Page 33 - Kastamonu Genç Akademi Dergisi 3. Sayı
P. 33
DEİZM’İN ÇIKMAZLARI
Ahmet Can Kuşoğlu / KÜ İlahiyat Fakültesi
Deizm; din, vahiy ve peygamber inancı olmadan bireyin kendi aklıyla Tanrı’ya olan
inancını esas alan bir görüştür. Bu görüşe göre insanın Tanrı’ya ulaşabilmesi ve O’nu
bilebilmesi için arada yardımcı unsurlara gerek yoktur. Peygamberlerin getirdikleri düsturlar
deizme göre saf Tanrı inancını bulandırır. Deizm terimi Latince Tanrı anlamındaki deus
kelimesinden türetilmiştir. Deizm kavramı ilk olarak 17. yüzyılda Avrupa’da kullanılmaya
başlamıştır. Deizm Avrupa’da Hıristiyanlığın hâkim olduğu bir çevrede kiliseye tepki olarak
doğmuştur. Kilisenin insanlara dayattığı karmakarışık ve baskıcı dini inancın karşısında yer
almıştır.
Deizm her ne kadar doğal din vurgusu yapıp semavi dinlerin kurumsallaşmasını sorun
edinse de bünyesinde belli başlı sıkıntılar barındırmaktadır. Deizmi ele almaya çalıştığımızda
karşımıza çıkan ilk ve en önemli husus, bu akımın herhangi bir sistemsel alt yapısının ve
dayanağının olmamasıdır. Dolayısıyla deizmi objektif bir şekilde eleştirmeye kalktığımızda
karşımızda elle tutulur ve sistemsel bütünlüğü olan bir akım görememekte, bu konuları felsefî
düzlemde tartışacak bir muhatap bulamamaktayız. Deizmdeki en büyük boşluk ölümden
sonrası meselesidir. Deizm, Tanrının insanları fikirsel boşluklardan kurtarmak için
peygamberler aracılığıyla buyruklar göndermesi düşüncesini kabul etmediği için ahiret
meselesini kendi çevresiyle, yani deist bireylerle şekillendirmek durumundadır. Bu durumda
ortaya bağlayıcılık problemi çıkmaktadır. Herhangi bir inanç yahut inançsızlık sisteminde hele
ki metafiziksel konularda birbiriyle tutarlı görüşler aranır. Bu görüşler hem o sistemin
meşruiyetini güçlendirir, hem de dışarıdan gelebilecek muhtemel eleştirilere karşı koruma
kalkanı sağlar. Sosyal, siyasi veyahut dinî bazı sistemler vardır ki içerisinde sistemsel bir
tutarlılık olduğu için her ne kadar çok saçma bile olsa geniş halk tabanında muhataplar bulabilir.

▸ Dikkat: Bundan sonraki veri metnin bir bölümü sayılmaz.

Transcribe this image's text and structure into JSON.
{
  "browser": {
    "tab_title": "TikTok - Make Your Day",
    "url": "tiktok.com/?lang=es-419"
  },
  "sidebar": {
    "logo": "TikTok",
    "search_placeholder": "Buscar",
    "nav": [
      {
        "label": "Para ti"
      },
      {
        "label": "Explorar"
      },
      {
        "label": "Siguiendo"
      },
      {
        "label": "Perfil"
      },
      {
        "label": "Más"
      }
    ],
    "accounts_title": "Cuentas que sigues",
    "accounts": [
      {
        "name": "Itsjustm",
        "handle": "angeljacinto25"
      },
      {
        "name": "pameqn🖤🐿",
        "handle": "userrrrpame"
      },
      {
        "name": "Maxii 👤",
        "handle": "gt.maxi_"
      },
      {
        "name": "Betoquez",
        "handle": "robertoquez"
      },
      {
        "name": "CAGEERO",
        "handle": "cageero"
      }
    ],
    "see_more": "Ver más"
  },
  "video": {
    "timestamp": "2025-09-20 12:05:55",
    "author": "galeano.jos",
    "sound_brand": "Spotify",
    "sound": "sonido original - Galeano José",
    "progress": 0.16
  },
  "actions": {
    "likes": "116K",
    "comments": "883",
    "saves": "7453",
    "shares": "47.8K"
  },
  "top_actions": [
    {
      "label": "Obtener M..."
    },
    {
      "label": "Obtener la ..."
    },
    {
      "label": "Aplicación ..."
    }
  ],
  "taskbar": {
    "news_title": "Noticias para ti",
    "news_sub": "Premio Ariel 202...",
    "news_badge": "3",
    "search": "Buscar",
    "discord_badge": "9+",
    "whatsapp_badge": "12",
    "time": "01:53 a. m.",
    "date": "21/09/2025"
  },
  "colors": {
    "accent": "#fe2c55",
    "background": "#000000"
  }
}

Böylece o sistemin mensupları öngörülen konular hakkında birbirine yakın şeyler düşünür ve
söyler. Lakin deist çevrenin halk tabakasındaki mensuplarının verileri gelen düşünürlerinin
ahiret konusundaki düşünceleri birbirini tutmamaktadır ve hatta kişiden kişiye değişmektedir.
Bir kısım deistin bu konudaki düşüncelerinin bire bir semavi dinlerden taklit olduğunu ve en
ufak bir farklılık olmadığını gözlemleyebilirken, diğer bir kısmın bu konuda özgün
düşündüğünü veya bu konuda herhangi bir görüşünün olmadığını hatta ilgisiz kaldığını
gözlemleyebiliyoruz. Bu konudaki görüş farklılıklarını somut olarak ifade etmek gerekirse; bir
kısım deistin ölümden sonra insan ruhunun sonsuz olarak ödül ve cezaya dûçar olacağını
düşündüğünü görebilirken, diğer bir kısmının ödül ve cezayı kabul ettiğini, lakin bunların
sonsuz olmadığını ve olamayacağını, hatta diğer bir kısmının ise Tanrı’yı kabul etmelerine
rağmen sonlu ya da sonsuz bir ahiret hayatını kabul etmediklerini görmekteyiz. Sonuç olarak
ahiret konusunda birbirinden oldukça farklı olan bu görüşlerinin nihayetinde tutarsız birer
yorum kümesi olduğunu görmekteyiz. Bu bakımdan deistlerin metafizik alanında
söylediklerinden hareketle bu akımın aslında içerisinde hatırı sayılır ölçüde agnostik öğeler
taşıdığını görmek mümkün. Bu yüzden deizmin tek çatı altında bir oluşum olmadığını rahatlıkla
söyleyebiliriz.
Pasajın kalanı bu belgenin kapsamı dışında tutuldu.